I remember what development practices were like prior to this essay, which is part of why I feel so strongly that it's overrated. Several other people on this thread were working in the mid-late '90s too.
If "few people were looking" at OpenSSL, one of the most widely-used pieces of open source software in the entire industry, Eric Raymond's point is refuted.
The whole thesis is that the open source userbase forms the army of eyeballs that will surface all bugs --- they're part of the development process. So no, this dodge doesn't work either; it doesn't cohere with what Raymond said.
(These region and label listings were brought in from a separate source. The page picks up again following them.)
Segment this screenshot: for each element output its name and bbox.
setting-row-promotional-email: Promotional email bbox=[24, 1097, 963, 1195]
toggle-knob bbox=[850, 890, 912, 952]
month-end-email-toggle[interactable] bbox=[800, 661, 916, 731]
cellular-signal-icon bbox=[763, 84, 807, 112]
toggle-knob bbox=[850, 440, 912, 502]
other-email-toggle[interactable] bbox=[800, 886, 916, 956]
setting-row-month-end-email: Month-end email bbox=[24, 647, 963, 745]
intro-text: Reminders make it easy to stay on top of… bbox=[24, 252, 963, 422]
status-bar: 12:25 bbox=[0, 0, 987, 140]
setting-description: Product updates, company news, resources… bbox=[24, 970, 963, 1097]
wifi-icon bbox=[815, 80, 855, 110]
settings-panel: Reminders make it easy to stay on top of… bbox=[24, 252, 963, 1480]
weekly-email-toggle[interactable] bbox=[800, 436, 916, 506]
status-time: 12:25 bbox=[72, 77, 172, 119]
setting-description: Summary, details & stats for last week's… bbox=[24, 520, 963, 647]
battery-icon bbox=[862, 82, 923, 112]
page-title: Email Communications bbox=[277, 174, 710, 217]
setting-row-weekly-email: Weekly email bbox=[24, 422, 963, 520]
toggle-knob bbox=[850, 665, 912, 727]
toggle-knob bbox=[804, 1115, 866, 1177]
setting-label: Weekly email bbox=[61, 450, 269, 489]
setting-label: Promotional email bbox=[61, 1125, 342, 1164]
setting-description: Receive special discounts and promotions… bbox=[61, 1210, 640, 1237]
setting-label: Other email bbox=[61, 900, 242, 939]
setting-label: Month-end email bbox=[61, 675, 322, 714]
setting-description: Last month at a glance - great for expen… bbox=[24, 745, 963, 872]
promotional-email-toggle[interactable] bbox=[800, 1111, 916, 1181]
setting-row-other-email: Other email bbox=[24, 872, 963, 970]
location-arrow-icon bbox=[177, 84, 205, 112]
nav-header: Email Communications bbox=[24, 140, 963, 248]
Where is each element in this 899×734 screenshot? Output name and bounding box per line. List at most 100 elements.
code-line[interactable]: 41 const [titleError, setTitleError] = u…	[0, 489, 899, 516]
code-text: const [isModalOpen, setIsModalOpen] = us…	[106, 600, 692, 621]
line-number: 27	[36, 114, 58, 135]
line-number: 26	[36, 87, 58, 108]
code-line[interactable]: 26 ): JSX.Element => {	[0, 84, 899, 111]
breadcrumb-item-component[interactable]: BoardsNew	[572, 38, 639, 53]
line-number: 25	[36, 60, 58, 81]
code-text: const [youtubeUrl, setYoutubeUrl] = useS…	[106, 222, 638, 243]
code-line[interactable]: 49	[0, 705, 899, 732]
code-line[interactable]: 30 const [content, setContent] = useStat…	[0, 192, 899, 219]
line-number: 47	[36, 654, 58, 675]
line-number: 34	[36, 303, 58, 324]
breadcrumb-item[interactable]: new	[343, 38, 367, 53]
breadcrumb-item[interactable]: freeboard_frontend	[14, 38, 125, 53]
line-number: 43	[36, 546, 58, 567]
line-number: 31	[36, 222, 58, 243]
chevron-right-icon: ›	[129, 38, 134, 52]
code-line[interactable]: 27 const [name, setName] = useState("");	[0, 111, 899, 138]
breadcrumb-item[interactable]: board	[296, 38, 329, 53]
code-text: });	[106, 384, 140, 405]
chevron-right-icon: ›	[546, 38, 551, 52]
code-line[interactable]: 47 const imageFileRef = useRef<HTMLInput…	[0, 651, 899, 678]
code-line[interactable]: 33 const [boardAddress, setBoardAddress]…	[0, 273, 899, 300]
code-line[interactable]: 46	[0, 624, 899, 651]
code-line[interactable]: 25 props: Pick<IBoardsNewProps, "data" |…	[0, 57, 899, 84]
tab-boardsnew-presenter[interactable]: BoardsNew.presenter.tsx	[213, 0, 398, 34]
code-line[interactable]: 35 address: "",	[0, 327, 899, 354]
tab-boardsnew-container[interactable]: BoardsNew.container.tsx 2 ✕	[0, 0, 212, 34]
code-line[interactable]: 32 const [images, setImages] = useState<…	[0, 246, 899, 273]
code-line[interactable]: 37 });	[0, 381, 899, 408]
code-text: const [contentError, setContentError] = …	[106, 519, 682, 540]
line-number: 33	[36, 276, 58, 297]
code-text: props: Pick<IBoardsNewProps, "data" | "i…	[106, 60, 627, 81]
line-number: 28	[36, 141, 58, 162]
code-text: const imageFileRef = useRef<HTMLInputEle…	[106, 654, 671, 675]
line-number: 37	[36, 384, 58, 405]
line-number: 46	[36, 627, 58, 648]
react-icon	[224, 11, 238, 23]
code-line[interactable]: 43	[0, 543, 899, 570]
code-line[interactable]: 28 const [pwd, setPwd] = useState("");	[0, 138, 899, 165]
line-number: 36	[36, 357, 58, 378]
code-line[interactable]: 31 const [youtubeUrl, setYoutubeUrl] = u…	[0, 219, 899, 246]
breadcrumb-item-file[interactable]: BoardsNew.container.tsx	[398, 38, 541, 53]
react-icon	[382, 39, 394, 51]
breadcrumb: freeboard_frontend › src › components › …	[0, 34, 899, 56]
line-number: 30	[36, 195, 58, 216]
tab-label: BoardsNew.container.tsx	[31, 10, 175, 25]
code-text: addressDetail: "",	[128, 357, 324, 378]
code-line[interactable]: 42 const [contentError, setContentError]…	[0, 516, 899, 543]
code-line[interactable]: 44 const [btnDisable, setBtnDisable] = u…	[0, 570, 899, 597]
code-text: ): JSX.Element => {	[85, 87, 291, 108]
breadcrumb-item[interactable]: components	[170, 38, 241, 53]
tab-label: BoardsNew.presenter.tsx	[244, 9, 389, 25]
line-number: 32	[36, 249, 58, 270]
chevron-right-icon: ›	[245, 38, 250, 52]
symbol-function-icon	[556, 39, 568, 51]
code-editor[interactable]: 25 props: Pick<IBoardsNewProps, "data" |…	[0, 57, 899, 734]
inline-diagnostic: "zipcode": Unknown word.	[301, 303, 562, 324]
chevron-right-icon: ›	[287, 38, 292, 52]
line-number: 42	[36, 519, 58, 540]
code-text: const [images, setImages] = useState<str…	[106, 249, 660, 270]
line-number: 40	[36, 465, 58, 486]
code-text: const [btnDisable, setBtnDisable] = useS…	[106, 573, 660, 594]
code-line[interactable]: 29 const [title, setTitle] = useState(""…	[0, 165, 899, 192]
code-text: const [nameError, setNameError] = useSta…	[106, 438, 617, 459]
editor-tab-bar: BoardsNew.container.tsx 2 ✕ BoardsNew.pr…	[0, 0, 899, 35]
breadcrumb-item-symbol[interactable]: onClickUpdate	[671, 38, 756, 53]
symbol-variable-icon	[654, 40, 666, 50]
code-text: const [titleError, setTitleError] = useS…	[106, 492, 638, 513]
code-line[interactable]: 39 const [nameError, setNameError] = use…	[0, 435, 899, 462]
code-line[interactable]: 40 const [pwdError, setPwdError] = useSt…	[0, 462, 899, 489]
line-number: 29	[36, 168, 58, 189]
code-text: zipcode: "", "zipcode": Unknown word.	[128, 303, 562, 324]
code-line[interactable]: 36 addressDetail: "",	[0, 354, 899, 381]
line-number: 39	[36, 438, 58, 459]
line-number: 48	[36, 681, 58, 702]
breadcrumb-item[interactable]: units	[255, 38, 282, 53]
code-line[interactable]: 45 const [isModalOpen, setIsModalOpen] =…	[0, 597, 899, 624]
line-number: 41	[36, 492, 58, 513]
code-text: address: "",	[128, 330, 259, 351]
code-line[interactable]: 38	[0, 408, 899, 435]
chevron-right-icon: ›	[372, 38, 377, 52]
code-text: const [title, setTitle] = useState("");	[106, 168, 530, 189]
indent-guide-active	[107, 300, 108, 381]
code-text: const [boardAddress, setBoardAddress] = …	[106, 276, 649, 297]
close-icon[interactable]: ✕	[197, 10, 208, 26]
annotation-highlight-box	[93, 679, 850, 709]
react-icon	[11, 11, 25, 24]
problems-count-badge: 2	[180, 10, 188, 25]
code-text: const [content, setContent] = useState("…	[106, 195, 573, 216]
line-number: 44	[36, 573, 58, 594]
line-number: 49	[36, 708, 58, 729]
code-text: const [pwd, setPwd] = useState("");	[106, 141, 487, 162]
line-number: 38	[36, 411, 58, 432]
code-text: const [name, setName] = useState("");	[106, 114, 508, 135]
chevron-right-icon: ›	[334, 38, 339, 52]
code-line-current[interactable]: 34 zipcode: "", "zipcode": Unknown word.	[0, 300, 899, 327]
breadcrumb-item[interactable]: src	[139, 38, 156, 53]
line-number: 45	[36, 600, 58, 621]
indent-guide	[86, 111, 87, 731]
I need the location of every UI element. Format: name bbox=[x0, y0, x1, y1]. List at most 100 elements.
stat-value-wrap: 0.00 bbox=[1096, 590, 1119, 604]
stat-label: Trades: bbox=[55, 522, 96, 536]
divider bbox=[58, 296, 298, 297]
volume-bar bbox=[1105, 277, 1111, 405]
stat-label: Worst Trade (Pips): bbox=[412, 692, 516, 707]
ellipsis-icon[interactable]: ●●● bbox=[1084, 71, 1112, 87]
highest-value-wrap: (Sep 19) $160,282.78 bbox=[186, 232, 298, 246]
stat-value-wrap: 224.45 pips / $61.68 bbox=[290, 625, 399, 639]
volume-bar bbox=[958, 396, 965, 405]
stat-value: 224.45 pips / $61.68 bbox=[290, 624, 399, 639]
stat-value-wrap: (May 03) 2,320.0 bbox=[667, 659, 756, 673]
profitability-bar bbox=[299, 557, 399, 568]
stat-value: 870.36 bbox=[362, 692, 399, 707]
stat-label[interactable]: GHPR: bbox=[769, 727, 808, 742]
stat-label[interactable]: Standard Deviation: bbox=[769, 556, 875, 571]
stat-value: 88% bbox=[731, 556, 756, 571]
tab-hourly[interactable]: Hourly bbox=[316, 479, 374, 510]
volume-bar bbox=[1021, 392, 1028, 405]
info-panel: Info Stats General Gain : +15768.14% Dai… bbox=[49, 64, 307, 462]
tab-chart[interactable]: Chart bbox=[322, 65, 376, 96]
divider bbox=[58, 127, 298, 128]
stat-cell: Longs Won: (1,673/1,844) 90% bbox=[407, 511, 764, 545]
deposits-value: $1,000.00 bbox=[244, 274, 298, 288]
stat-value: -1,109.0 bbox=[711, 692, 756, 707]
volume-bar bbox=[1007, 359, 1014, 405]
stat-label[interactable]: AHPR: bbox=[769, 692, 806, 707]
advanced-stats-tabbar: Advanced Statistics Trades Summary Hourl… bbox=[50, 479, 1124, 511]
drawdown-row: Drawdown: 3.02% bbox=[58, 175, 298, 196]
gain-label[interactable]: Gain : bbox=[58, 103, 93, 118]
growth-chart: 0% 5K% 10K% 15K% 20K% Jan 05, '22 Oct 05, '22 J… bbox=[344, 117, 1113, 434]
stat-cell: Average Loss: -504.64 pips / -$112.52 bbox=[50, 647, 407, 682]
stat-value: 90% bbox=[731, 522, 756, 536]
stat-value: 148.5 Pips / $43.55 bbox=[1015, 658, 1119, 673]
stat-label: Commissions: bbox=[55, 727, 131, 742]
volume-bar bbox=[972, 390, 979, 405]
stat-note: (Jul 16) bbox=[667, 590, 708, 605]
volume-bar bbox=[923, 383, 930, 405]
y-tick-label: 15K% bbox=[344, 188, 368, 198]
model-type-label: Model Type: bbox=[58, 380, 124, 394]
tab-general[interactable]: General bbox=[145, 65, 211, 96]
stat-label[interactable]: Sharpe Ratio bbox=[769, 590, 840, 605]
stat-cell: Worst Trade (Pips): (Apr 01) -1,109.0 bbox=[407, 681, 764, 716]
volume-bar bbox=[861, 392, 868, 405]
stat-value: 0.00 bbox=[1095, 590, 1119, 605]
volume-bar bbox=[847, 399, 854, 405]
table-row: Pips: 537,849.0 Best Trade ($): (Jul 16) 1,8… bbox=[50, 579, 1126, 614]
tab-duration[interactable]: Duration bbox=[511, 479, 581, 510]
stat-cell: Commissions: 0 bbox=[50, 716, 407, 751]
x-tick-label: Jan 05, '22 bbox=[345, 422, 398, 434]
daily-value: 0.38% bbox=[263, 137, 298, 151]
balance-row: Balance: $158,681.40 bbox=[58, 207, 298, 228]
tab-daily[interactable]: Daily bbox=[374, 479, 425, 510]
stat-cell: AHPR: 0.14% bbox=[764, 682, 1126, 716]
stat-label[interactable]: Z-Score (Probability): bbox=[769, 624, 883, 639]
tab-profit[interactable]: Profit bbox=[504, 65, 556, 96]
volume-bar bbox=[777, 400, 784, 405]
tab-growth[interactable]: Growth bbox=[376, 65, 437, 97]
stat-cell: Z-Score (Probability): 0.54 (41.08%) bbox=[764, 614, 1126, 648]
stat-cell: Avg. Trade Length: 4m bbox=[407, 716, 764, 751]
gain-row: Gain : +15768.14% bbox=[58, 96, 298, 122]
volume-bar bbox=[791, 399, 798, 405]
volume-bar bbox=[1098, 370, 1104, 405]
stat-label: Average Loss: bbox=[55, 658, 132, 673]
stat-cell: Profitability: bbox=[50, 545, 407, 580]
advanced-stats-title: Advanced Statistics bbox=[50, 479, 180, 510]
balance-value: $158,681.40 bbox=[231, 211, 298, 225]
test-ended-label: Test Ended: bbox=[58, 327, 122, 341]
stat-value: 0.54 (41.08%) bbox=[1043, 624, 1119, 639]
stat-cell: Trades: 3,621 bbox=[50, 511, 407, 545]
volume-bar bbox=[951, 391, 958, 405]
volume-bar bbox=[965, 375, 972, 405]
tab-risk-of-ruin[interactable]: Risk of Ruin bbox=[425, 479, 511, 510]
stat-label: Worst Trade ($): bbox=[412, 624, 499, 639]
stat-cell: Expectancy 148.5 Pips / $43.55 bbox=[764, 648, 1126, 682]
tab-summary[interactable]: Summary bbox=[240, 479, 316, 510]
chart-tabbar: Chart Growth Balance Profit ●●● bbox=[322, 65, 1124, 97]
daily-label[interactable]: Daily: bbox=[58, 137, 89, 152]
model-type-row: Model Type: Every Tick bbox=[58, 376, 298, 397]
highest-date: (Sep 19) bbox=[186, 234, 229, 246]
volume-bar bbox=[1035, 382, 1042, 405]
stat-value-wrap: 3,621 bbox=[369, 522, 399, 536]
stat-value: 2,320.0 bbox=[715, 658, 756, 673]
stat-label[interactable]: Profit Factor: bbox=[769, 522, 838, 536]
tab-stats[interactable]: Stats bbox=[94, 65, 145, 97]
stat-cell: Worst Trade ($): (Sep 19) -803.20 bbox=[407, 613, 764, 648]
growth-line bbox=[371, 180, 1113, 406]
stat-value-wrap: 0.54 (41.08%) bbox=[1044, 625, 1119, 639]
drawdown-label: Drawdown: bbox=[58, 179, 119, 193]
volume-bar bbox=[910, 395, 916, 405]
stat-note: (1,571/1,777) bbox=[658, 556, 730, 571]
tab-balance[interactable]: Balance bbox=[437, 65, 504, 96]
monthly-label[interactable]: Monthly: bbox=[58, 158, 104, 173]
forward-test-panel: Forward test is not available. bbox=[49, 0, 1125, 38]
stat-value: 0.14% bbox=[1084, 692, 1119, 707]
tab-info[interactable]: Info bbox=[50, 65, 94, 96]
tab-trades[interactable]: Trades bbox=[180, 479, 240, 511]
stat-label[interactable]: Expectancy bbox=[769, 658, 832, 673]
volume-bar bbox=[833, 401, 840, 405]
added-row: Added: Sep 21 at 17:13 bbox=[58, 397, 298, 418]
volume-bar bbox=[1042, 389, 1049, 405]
> It takes months of scrutiny by a dedicated few to develop confidence that you've winkled them all out.
By this definition, bugs like Heartbleed were indeed deep: they were not randomly found by a million eyeballs in a few days, they were were found by months of careful scrutiny by experts.
The fact that a bug can be fixed with a one line change doesn't mean that it's a shallow bug. A one-line bug can induce a rare, hard to observe behavior in very corner circumstances. Even if users are hitting it, the bug reports can be entirely useless at face value: they can look like a crash that someone saw once with no idea what was special that one time (I bet you would find OpenSSL bug reports like this that were symptoms of Heartbleed going back much longer).
This is why you need a complex and time-consuming QA process to even identify the long tail of deep bugs, which no amount of casual eyeballs will replace.